Paiement mobile : le digital progresse, mais le cash reste dominant

La transition vers les paiements digitaux se poursuit au Maroc, sans pour autant détrôner l’argent liquide. Malgré la montée en puissance des portefeuilles électroniques et des transactions dématérialisées, l’économie nationale demeure largement portée par le cash, selon une analyse publiée par Finances News Hebdo.
Le pays évolue ainsi à deux rythmes : une modernisation accélérée des infrastructures de paiement d’un côté, et des habitudes de consommation encore fortement ancrées dans l’usage des espèces de l’autre.
Forte progression des portefeuilles mobiles
Les indicateurs traduisent une dynamique réelle. D’après le rapport annuel 2024 de Bank Al-Maghrib, le nombre de portefeuilles mobiles est passé de 10,4 millions à 13,7 millions en un an, soit une hausse de près de 32%. Le m-wallet gagne du terrain, notamment auprès des jeunes urbains connectés.
Le marché compte désormais 21 solutions actives, dont 12 portées par des établissements de paiement, signe d’un écosystème en phase de structuration.
En parallèle, l’activité monétique poursuit sa progression. Plus de 215 millions d’opérations par carte ont été enregistrées en 2024, pour un volume avoisinant 90 milliards de dirhams. Le paiement sans contact représente à lui seul près des trois quarts des transactions par carte, illustrant l’ancrage progressif des usages digitaux.

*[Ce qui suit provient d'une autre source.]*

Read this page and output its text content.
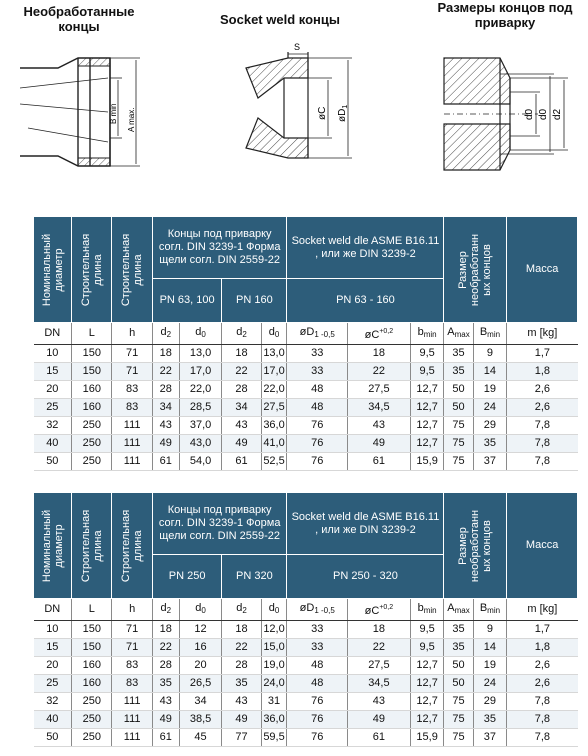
Необработанные
концы	Socket weld концы
Размеры концов под
приварку
B min A max.
S
øC $øD_1$
d0 d0 d2
Номинальный
диаметр	Строительная
длина	Строительная
длина	Концы под приварку согл. DIN 3239-1 Форма щели согл. DIN 2559-22				Socket weld dle ASME B16.11 , или же DIN 3239-2			Размер
необработанн
ых концов		Масса
			PN 63, 100		PN 160		PN 63 - 160					
DN	L	h	$d_2$	$d_0$	$d_2$	$d_0$	$øD_{1 -0,5}$	$øC^{+0,2}$	$b_{min}$	$A_{max}$	$B_{min}$	m [kg]
10	150	71	18	13,0	18	13,0	33	18	9,5	35	9	1,7
15	150	71	22	17,0	22	17,0	33	22	9,5	35	14	1,8
20	160	83	28	22,0	28	22,0	48	27,5	12,7	50	19	2,6
25	160	83	34	28,5	34	27,5	48	34,5	12,7	50	24	2,6
32	250	111	43	37,0	43	36,0	76	43	12,7	75	29	7,8
40	250	111	49	43,0	49	41,0	76	49	12,7	75	35	7,8
50	250	111	61	54,0	61	52,5	76	61	15,9	75	37	7,8
Номинальный
диаметр	Строительная
длина	Строительная
длина	Концы под приварку согл. DIN 3239-1 Форма щели согл. DIN 2559-22				Socket weld dle ASME B16.11 , или же DIN 3239-2			Размер
необработанн
ых концов		Масса
			PN 250		PN 320		PN 250 - 320					
DN	L	h	$d_2$	$d_0$	$d_2$	$d_0$	$øD_{1 -0,5}$	$øC^{+0,2}$	$b_{min}$	$A_{max}$	$B_{min}$	m [kg]
10	150	71	18	12	18	12,0	33	18	9,5	35	9	1,7
15	150	71	22	16	22	15,0	33	22	9,5	35	14	1,8
20	160	83	28	20	28	19,0	48	27,5	12,7	50	19	2,6
25	160	83	35	26,5	35	24,0	48	34,5	12,7	50	24	2,6
32	250	111	43	34	43	31	76	43	12,7	75	29	7,8
40	250	111	49	38,5	49	36,0	76	49	12,7	75	35	7,8
50	250	111	61	45	77	59,5	76	61	15,9	75	37	7,8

Une économie encore largement cash
Malgré ces avancées, l’argent liquide conserve une place prépondérante. La circulation fiduciaire reste élevée, soutenue par des facteurs économiques et comportementaux.
Pour de nombreux commerçants de proximité, le paiement en espèces demeure synonyme de simplicité et d’absence de commissions. Dans un contexte de marges limitées, les frais liés aux paiements électroniques sont parfois perçus comme un coût supplémentaire.
L’usage des portefeuilles mobiles progresse, mais reste modeste au regard des volumes traités en cash. En 2024, le nombre de transactions via m-wallet a quasiment doublé, passant de 9,7 à 19,7 millions, pour un montant global de 3,9 milliards de dirhams. Des chiffres en hausse, mais encore éloignés d’une économie largement « cashless ».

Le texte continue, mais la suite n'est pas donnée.